Cevat Şakir’in sürgünde yaşadıklarını, onun tarif ettiği duyguları müzikle anlatmak zor muydu?
Sabri Tuluğ Tırpan:
İlkin bir müzik eseri olarak yola çıktık. Benim eklektik müzik yazma, sahne sanatlarını bir araya getirme hevesim var. Çünkü seyirci ile iletişim kurmayı, bunun için de elimde ne kadar malzeme varsa kullanmayı seviyorum. Esasında çok da zor olmadı. Malzemeler doğru yerlerine oturduğu zaman çok daha hızlı besteliyorsunuz. Esasında şarkıların içeriği o andaki ruh halini anlatıyor. Bunu anlatmak için de her türlü tarzı kullandım. Kendimi kısıtlamadım. Eski Türk tangosu da var, rock da, halk türküsü de hatta vals de...
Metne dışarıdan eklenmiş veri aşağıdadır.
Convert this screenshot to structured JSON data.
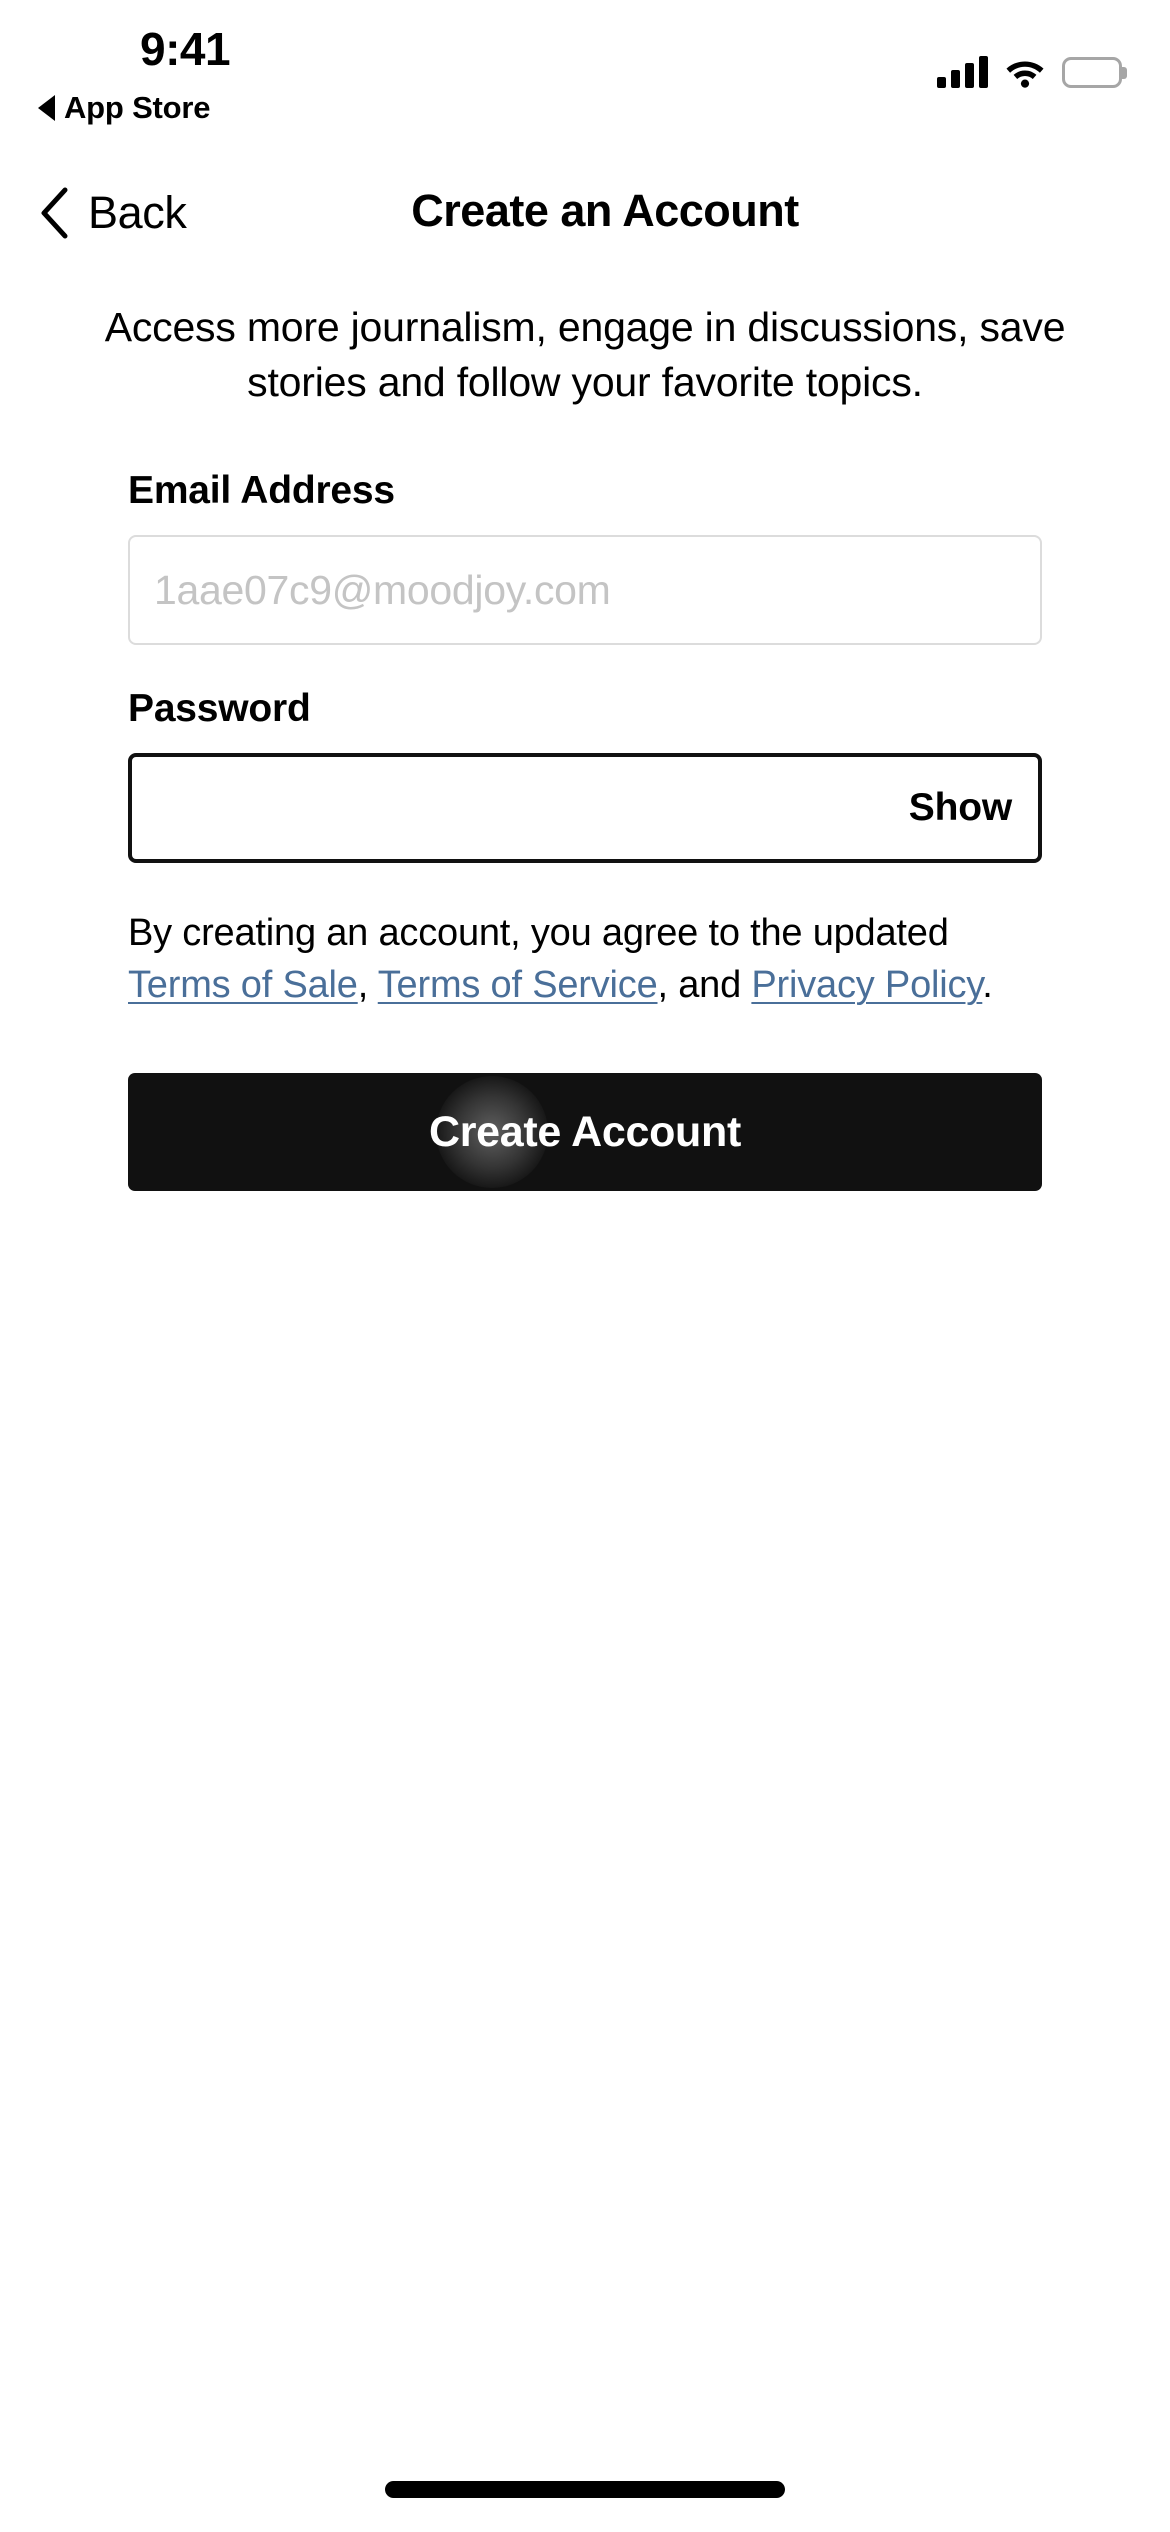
{
  "status_bar": {
    "time": "9:41",
    "return_to_app": "App Store",
    "return_arrow_icon": "triangle-left-icon",
    "cellular_icon": "cellular-bars-icon",
    "wifi_icon": "wifi-icon",
    "battery_icon": "battery-full-icon"
  },
  "navbar": {
    "back_icon": "chevron-left-icon",
    "back_label": "Back",
    "title": "Create an Account"
  },
  "main": {
    "intro": "Access more journalism, engage in discussions, save stories and follow your favorite topics.",
    "email": {
      "label": "Email Address",
      "placeholder": "1aae07c9@moodjoy.com",
      "value": ""
    },
    "password": {
      "label": "Password",
      "placeholder": "",
      "value": "",
      "toggle_label": "Show"
    },
    "legal": {
      "text_before": "By creating an account, you agree to the updated ",
      "link_terms_of_sale": "Terms of Sale",
      "separator_1": ", ",
      "link_terms_of_service": "Terms of Service",
      "separator_2": ", and ",
      "link_privacy_policy": "Privacy Policy",
      "text_after": "."
    },
    "submit_label": "Create Account"
  },
  "colors": {
    "link": "#4a6f99",
    "button_background": "#111111",
    "button_text": "#ffffff",
    "placeholder": "#c4c4c4",
    "input_border_idle": "#dcdcdc",
    "input_border_focused": "#111111",
    "page_background": "#ffffff"
  },
  "home_indicator": "home-indicator"
}
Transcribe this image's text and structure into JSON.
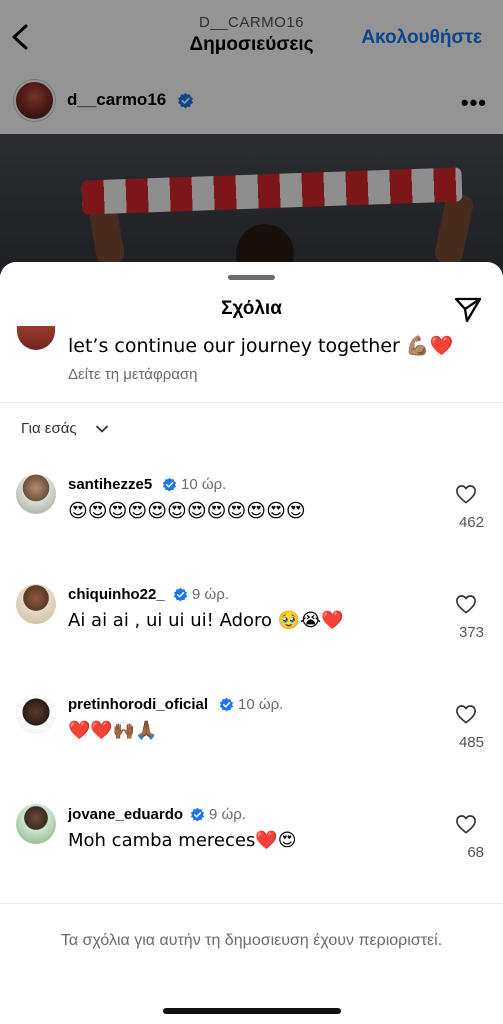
{
  "nav": {
    "username": "D__CARMO16",
    "title": "Δημοσιεύσεις",
    "follow_label": "Ακολουθήστε"
  },
  "post": {
    "username": "d__carmo16",
    "more_label": "•••"
  },
  "sheet": {
    "title": "Σχόλια",
    "caption_text": "let’s continue our journey together 💪🏽❤️",
    "translate_label": "Δείτε τη μετάφραση",
    "filter_label": "Για εσάς",
    "restricted_text": "Τα σχόλια για αυτήν τη δημοσιευση έχουν περιοριστεί."
  },
  "comments": [
    {
      "username": "santihezze5",
      "time": "10 ώρ.",
      "text": "😍😍😍😍😍😍😍😍😍😍😍😍",
      "likes": "462"
    },
    {
      "username": "chiquinho22_",
      "time": "9 ώρ.",
      "text": "Ai ai ai , ui ui ui! Adoro 🥹😭❤️",
      "likes": "373"
    },
    {
      "username": "pretinhorodi_oficial",
      "time": "10 ώρ.",
      "text": "❤️❤️🙌🏾🙏🏾",
      "likes": "485"
    },
    {
      "username": "jovane_eduardo",
      "time": "9 ώρ.",
      "text": "Moh camba mereces❤️😍",
      "likes": "68"
    }
  ],
  "colors": {
    "accent": "#1877f2",
    "verified": "#1877f2",
    "secondary_text": "#6b6b6b"
  },
  "icons": [
    "back-icon",
    "verified-icon",
    "more-icon",
    "send-icon",
    "chevron-down-icon",
    "heart-icon"
  ]
}
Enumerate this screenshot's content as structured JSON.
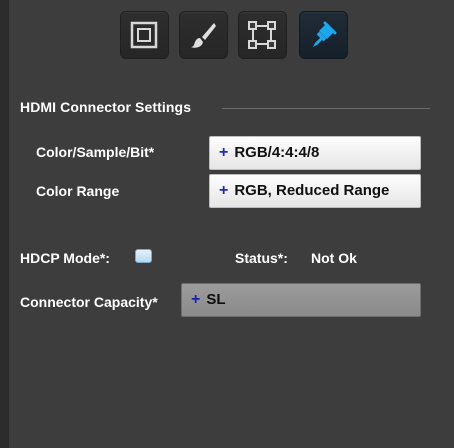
{
  "tabs": [
    {
      "icon": "frame-icon",
      "active": false
    },
    {
      "icon": "brush-icon",
      "active": false
    },
    {
      "icon": "crop-icon",
      "active": false
    },
    {
      "icon": "connector-plug-icon",
      "active": true
    }
  ],
  "section": {
    "title": "HDMI Connector Settings"
  },
  "color_sample": {
    "label": "Color/Sample/Bit*",
    "plus": "+",
    "value": "RGB/4:4:4/8"
  },
  "color_range": {
    "label": "Color Range",
    "plus": "+",
    "value": "RGB, Reduced Range"
  },
  "hdcp": {
    "label": "HDCP Mode*:",
    "status_label": "Status*:",
    "status_value": "Not Ok"
  },
  "capacity": {
    "label": "Connector Capacity*",
    "plus": "+",
    "value": "SL"
  },
  "colors": {
    "background": "#3d3d3d",
    "accent": "#1aa7ee",
    "plus": "#2227b8"
  }
}
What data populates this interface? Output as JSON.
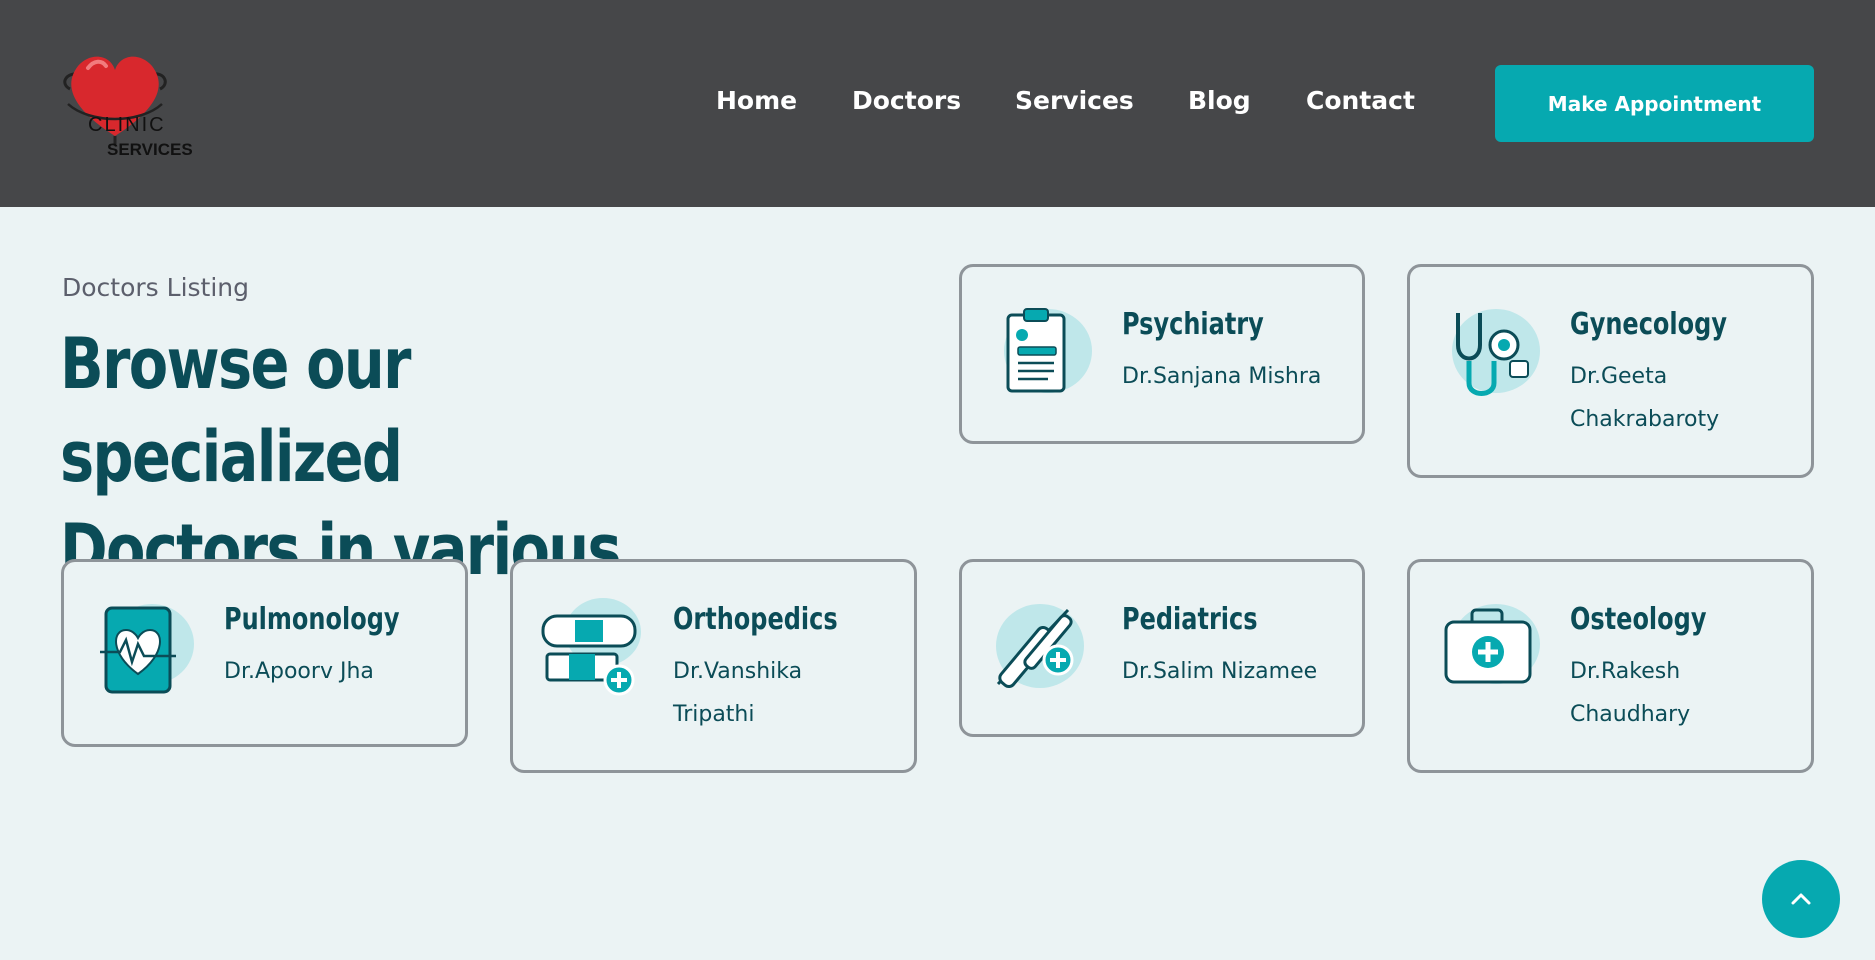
{
  "logo": {
    "line1": "CLINIC",
    "line2": "SERVICES"
  },
  "nav": {
    "items": [
      "Home",
      "Doctors",
      "Services",
      "Blog",
      "Contact"
    ],
    "cta": "Make Appointment"
  },
  "intro": {
    "eyebrow": "Doctors Listing",
    "headline_line1": "Browse our specialized",
    "headline_line2": "Doctors in various fields"
  },
  "cards": [
    {
      "specialty": "Psychiatry",
      "doctor": "Dr.Sanjana Mishra",
      "icon": "clipboard-icon"
    },
    {
      "specialty": "Gynecology",
      "doctor": "Dr.Geeta Chakrabaroty",
      "icon": "stethoscope-icon"
    },
    {
      "specialty": "Pulmonology",
      "doctor": "Dr.Apoorv Jha",
      "icon": "heart-monitor-icon"
    },
    {
      "specialty": "Orthopedics",
      "doctor": "Dr.Vanshika Tripathi",
      "icon": "bandage-icon"
    },
    {
      "specialty": "Pediatrics",
      "doctor": "Dr.Salim Nizamee",
      "icon": "syringe-icon"
    },
    {
      "specialty": "Osteology",
      "doctor": "Dr.Rakesh Chaudhary",
      "icon": "first-aid-kit-icon"
    }
  ],
  "colors": {
    "header_bg": "#464749",
    "accent": "#06a9b0",
    "heading": "#0b4c57",
    "page_bg": "#ebf3f4"
  }
}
Provayı gösteriden daha çok severim

Mavi Sürgün’ü sahnede izledikten sonra nasıl bir Cevat Şakir çıkacak karşımıza?
Yetkin Dikinciler:
Göreceğiz. Bu görülebilir bir şey değil. En fazla öngörebiliriz. Grotowski’nin çok sevdiğim bir sözü var: “Sonu başından belli bir çalışma yaratıcı çalışma değildir.” Ben de o yüzden heyecan duyarım zaten. Provayı gösteriden daha çok severim. Gösteri birazcık samimiyetini yitiriri gibi gelir bana. En çok uzak durduğum şey onun gösteri olduğunu yaşamaktır. Ben provada olmak isterim gösteride de. Hazırlanmaya devam etmek anlamında değil. Biz size bir şey sunuyoruz anı değil gösteri benim için. Dolayısıyla şöyle görünsün, böyle algılansın diye beklentim de yok. Önemli olan bizim birbirimize değerek iç içe geçerek ve yoğrularak geldiğimiz kıvam.
Beyti Engin:
Sonunda gördüğümüz de aslında Cevat Şakir değil artık. Cevat Şakir’in aslında Halikarnas Balıkçısı’na dönüşünü görüyoruz.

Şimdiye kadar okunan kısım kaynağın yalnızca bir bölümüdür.